The potential energy of a object at a height $h$ is given by,
$P.E = mgh$ (ii)
The kinetic energy of a object with speed $v$ is given by,
$K.E = \dfrac{1}{2}m{v^2}$ (iii)
For point X,
The height is OX that is $R$. So potential energy using equation (ii) we get,
${\left( {P.E} \right)_X} = mgR$
At point X, the block is at rest so kinetic energy is zero.
Therefore, sum of kinetic and potential energy at point X is,
${E_X} = mgR + 0 = mgR$ (iv)
For point Y,
The height is OA which is $R\cos \theta$ so the potential energy using equation (ii) we get
${\left( {P.E} \right)_Y} = mgR\cos \theta$
The kinetic energy at point Y using equation (iii) we get,
${\left( {K.E} \right)_Y} = \dfrac{1}{2}m{v^2}$
Therefore, the sum of kinetic and potential energies at point Y is,
${E_Y} = \dfrac{1}{2}m{v^2} + mgR\cos \theta$ (v)
Using conservation of energy and equating equation (iv) and (v) we get,
${E_X} = {E_Y}$
Putting the values of ${E_X}$ and ${E_Y}$ we get,
$mgR = \dfrac{1}{2}m{v^2} + mgR\cos \theta$
$\Rightarrow mgR - mgR\cos \theta = \dfrac{1}{2}m{v^2}$
$\Rightarrow 2\left( {mg - mg\cos \theta } \right) = \dfrac{{m{v^2}}}{R}$
$\Rightarrow \dfrac{{m{v^2}}}{R} = 2\left( {mg - mg\cos \theta } \right)$
Substituting the value of $\dfrac{{m{v^2}}}{R}$ in equation (i), we get
$mg\cos \theta - N = 2\left( {mg - mg\cos \theta } \right)$
$\Rightarrow mg\cos \theta + 2mg\cos \theta = 2mg + N$
$\Rightarrow 3mg\cos \theta = 2mg + N$
$\Rightarrow 3\cos \theta = 2 + \dfrac{N}{{mg}}$
$\Rightarrow 3\cos \theta - 2 = \dfrac{N}{{mg}}$ (vi)

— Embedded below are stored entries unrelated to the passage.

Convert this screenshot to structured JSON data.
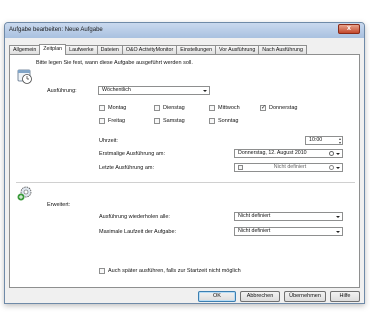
{
  "window": {
    "title": "Aufgabe bearbeiten: Neue Aufgabe",
    "close_glyph": "x"
  },
  "tabs": [
    {
      "label": "Allgemein"
    },
    {
      "label": "Zeitplan"
    },
    {
      "label": "Laufwerke"
    },
    {
      "label": "Dateien"
    },
    {
      "label": "O&O ActivityMonitor"
    },
    {
      "label": "Einstellungen"
    },
    {
      "label": "Vor Ausführung"
    },
    {
      "label": "Nach Ausführung"
    }
  ],
  "active_tab": "Zeitplan",
  "intro_text": "Bitte legen Sie fest, wann diese Aufgabe ausgeführt werden soll.",
  "schedule": {
    "label": "Ausführung:",
    "value": "Wöchentlich",
    "days": [
      {
        "label": "Montag",
        "checked": false
      },
      {
        "label": "Dienstag",
        "checked": false
      },
      {
        "label": "Mittwoch",
        "checked": false
      },
      {
        "label": "Donnerstag",
        "checked": true
      },
      {
        "label": "Freitag",
        "checked": false
      },
      {
        "label": "Samstag",
        "checked": false
      },
      {
        "label": "Sonntag",
        "checked": false
      }
    ],
    "time_label": "Uhrzeit:",
    "time_value": "10:00",
    "first_run_label": "Erstmalige Ausführung am:",
    "first_run_value": "Donnerstag, 12. August 2010",
    "last_run_label": "Letzte Ausführung am:",
    "last_run_value": "Nicht definiert"
  },
  "advanced": {
    "label": "Erweitert:",
    "repeat_label": "Ausführung wiederholen alle:",
    "repeat_value": "Nicht definiert",
    "max_runtime_label": "Maximale Laufzeit der Aufgabe:",
    "max_runtime_value": "Nicht definiert",
    "run_later_label": "Auch später ausführen, falls zur Startzeit nicht möglich",
    "run_later_checked": false
  },
  "buttons": {
    "ok": "OK",
    "cancel": "Abbrechen",
    "apply": "Übernehmen",
    "help": "Hilfe"
  },
  "icons": {
    "schedule": "calendar-clock-icon",
    "advanced": "gear-add-icon"
  }
}
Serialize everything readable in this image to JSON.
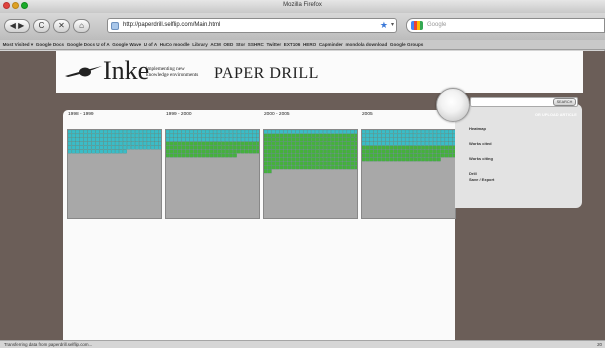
{
  "window": {
    "title": "Mozilla Firefox"
  },
  "toolbar": {
    "back": "◀",
    "forward": "▶",
    "reload": "C",
    "home": "⌂",
    "url": "http://paperdrill.selflip.com/Main.html",
    "search_placeholder": "Google"
  },
  "bookmarks": [
    "Most Visited ▾",
    "Google Docs",
    "Google Docs U of A",
    "Google Wave",
    "U of A",
    "HuCo moodle",
    "Library",
    "ACM",
    "OED",
    "Stor",
    "SSHRC",
    "Twitter",
    "EXT106",
    "HERO",
    "Capminder",
    "mondola download",
    "Google Groups"
  ],
  "header": {
    "logo_word": "Inke",
    "tagline_1": "implementing new",
    "tagline_2": "knowledge environments",
    "app_title": "PAPER DRILL"
  },
  "heatmap_columns": [
    {
      "label": "1998 - 1999",
      "teal_rows": 5,
      "green_rows": 0,
      "partial_teal_cols": 15
    },
    {
      "label": "1999 - 2000",
      "teal_rows": 3,
      "green_rows": 3,
      "partial_teal_cols": 18
    },
    {
      "label": "2000 - 2005",
      "teal_rows": 1,
      "green_rows": 9,
      "partial_teal_cols": 2
    },
    {
      "label": "2005",
      "teal_rows": 4,
      "green_rows": 3,
      "partial_teal_cols": 20
    }
  ],
  "side_panel": {
    "search_button": "SEARCH",
    "upload_link": "OR UPLOAD ARTICLE",
    "items": [
      "Heatmap",
      "Works cited",
      "Works citing",
      "Drill",
      "Save / Export"
    ]
  },
  "status": {
    "text": "Transferring data from paperdrill.selflip.com...",
    "right": "20"
  },
  "colors": {
    "teal": "#3bbcc7",
    "green": "#46b13c",
    "grey_empty": "#a8a8a8",
    "page_background": "#6b5e58"
  }
}
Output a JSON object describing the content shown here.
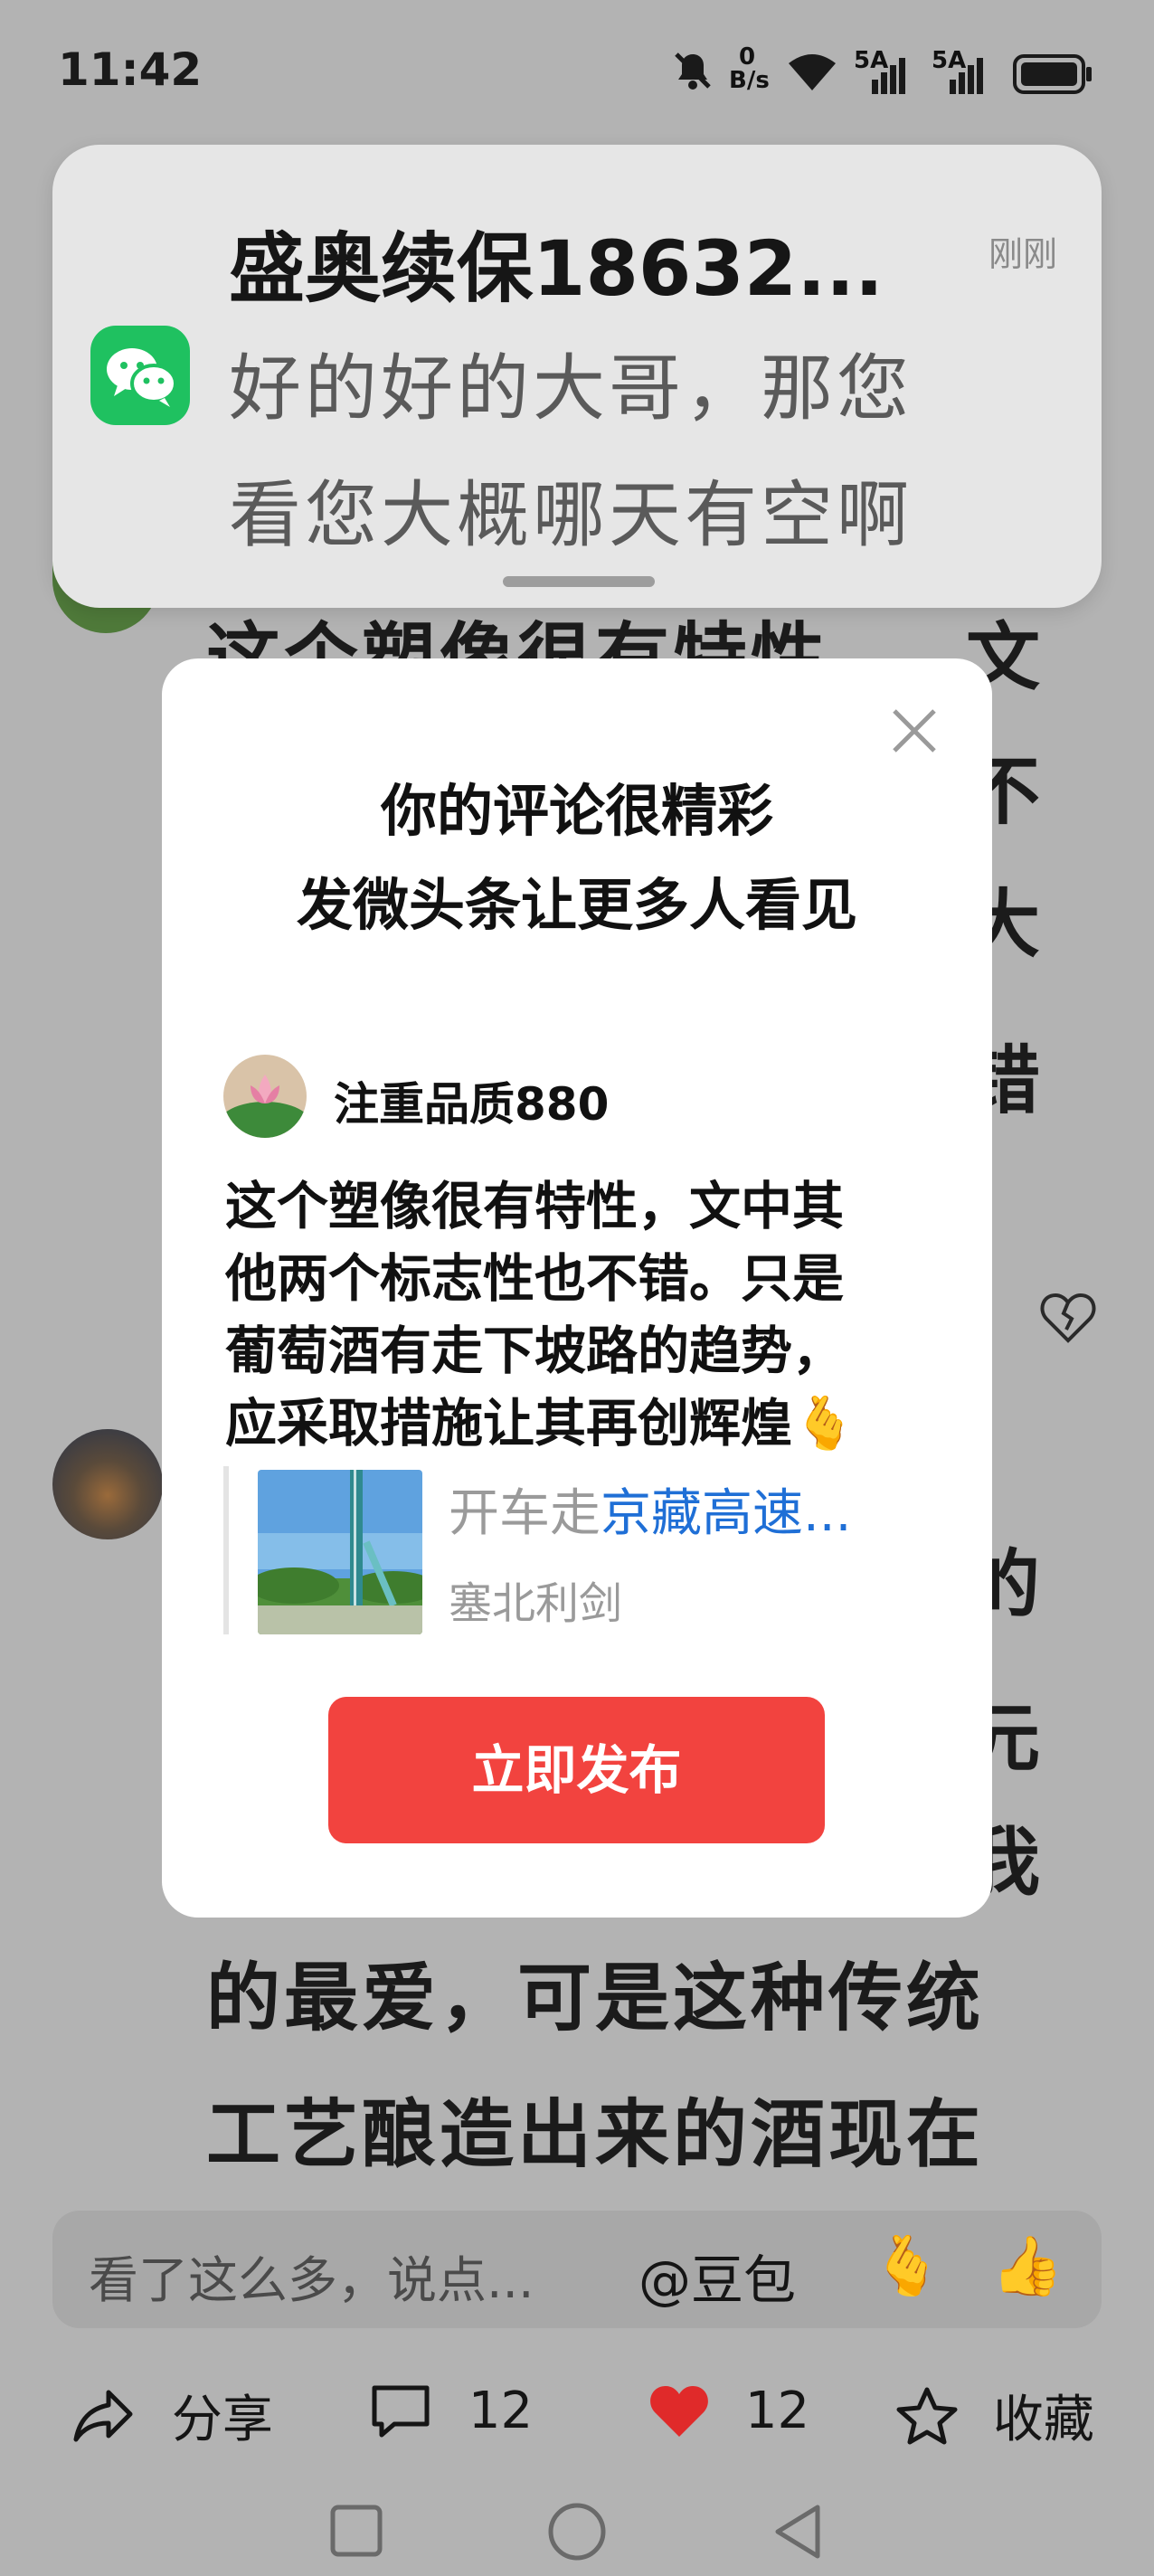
{
  "status_bar": {
    "time": "11:42",
    "net_speed_value": "0",
    "net_speed_unit": "B/s",
    "signal1_label": "5A",
    "signal2_label": "5A"
  },
  "notification": {
    "app_icon": "wechat-icon",
    "title": "盛奥续保18632...",
    "time": "刚刚",
    "message_line1": "好的好的大哥，那您",
    "message_line2": "看您大概哪天有空啊"
  },
  "background_article": {
    "lines_right": [
      "文",
      "不",
      "大",
      "错",
      "的",
      "元",
      "我"
    ],
    "partial_line": "这个塑像很有特性",
    "line_bottom1": "的最爱，可是这种传统",
    "line_bottom2": "工艺酿造出来的酒现在"
  },
  "popup": {
    "title_line1": "你的评论很精彩",
    "title_line2": "发微头条让更多人看见",
    "username": "注重品质880",
    "comment_lines": [
      "这个塑像很有特性，文中其",
      "他两个标志性也不错。只是",
      "葡萄酒有走下坡路的趋势，",
      "应采取措施让其再创辉煌🫰"
    ],
    "article_title_prefix": "开车走",
    "article_title_highlight": "京藏高速...",
    "article_author": "塞北利剑",
    "publish_button": "立即发布",
    "colors": {
      "accent": "#f2433f",
      "link": "#1f6fd6"
    }
  },
  "comment_input": {
    "placeholder": "看了这么多，说点...",
    "mention": "@豆包"
  },
  "actions": {
    "share_label": "分享",
    "comment_count": "12",
    "like_count": "12",
    "favorite_label": "收藏"
  }
}
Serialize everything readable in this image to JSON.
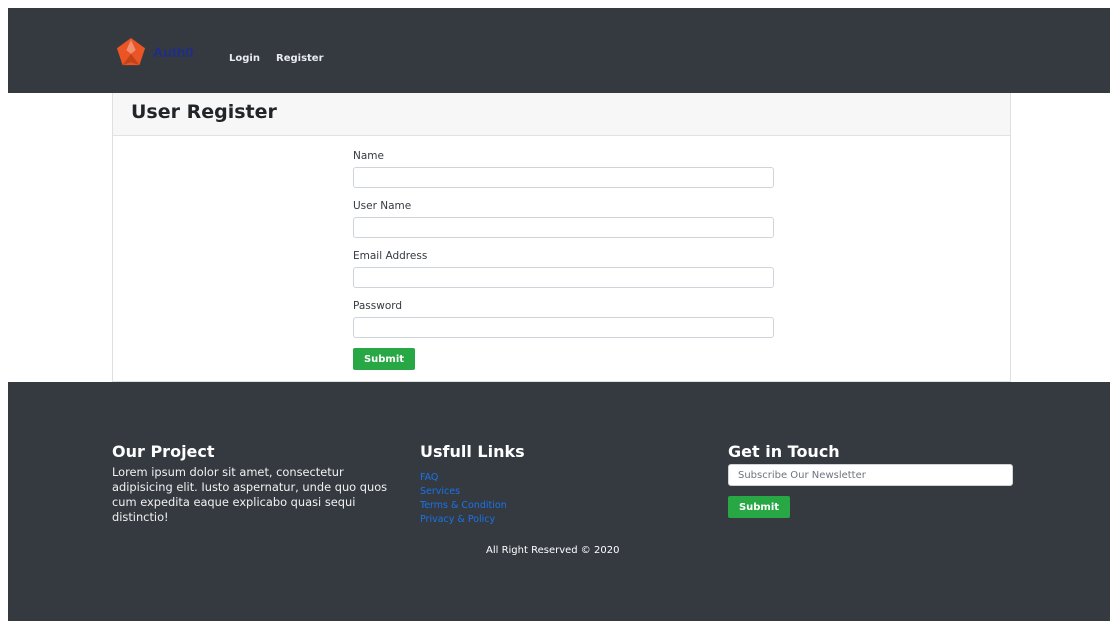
{
  "navbar": {
    "brand": "Auth0",
    "login_label": "Login",
    "register_label": "Register"
  },
  "card": {
    "title": "User Register",
    "fields": [
      {
        "label": "Name",
        "value": ""
      },
      {
        "label": "User Name",
        "value": ""
      },
      {
        "label": "Email Address",
        "value": ""
      },
      {
        "label": "Password",
        "value": ""
      }
    ],
    "submit_label": "Submit"
  },
  "footer": {
    "about_title": "Our Project",
    "about_text": "Lorem ipsum dolor sit amet, consectetur adipisicing elit. Iusto aspernatur, unde quo quos cum expedita eaque explicabo quasi sequi distinctio!",
    "links_title": "Usfull Links",
    "links": [
      "FAQ",
      "Services",
      "Terms & Condition",
      "Privacy & Policy"
    ],
    "contact_title": "Get in Touch",
    "newsletter_placeholder": "Subscribe Our Newsletter",
    "newsletter_submit": "Submit",
    "copyright": "All Right Reserved © 2020"
  },
  "colors": {
    "dark_bg": "#343a40",
    "success": "#28a745",
    "link": "#1a73e8",
    "brand_icon": "#eb5424"
  },
  "icons": {
    "brand": "auth0-logo-icon"
  }
}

When the block leaves the contact of the hemisphere then the normal reaction will vanish, that is $N = 0$. Putting this value in equation (vi) , we get
$3\cos \theta - 2 = 0$
$\Rightarrow 3\cos \theta = 2$
$\Rightarrow \cos \theta = \dfrac{2}{3}$
$\therefore \theta = {\cos ^{ - 1}}\left( {\dfrac{2}{3}} \right)$
Therefore, the angle at which the block leaves the contact of the hemisphere is ${\cos ^{ - 1}}\left( {\dfrac{2}{3}} \right)$.

Hence, the correct answer is option B.

Note: There are four important conservation laws that one should always remember, which are conservation of energy, conservation of linear momentum, conservation of angular momentum and conservation electric charge. These laws are applicable for any system, that is we can use them in any system.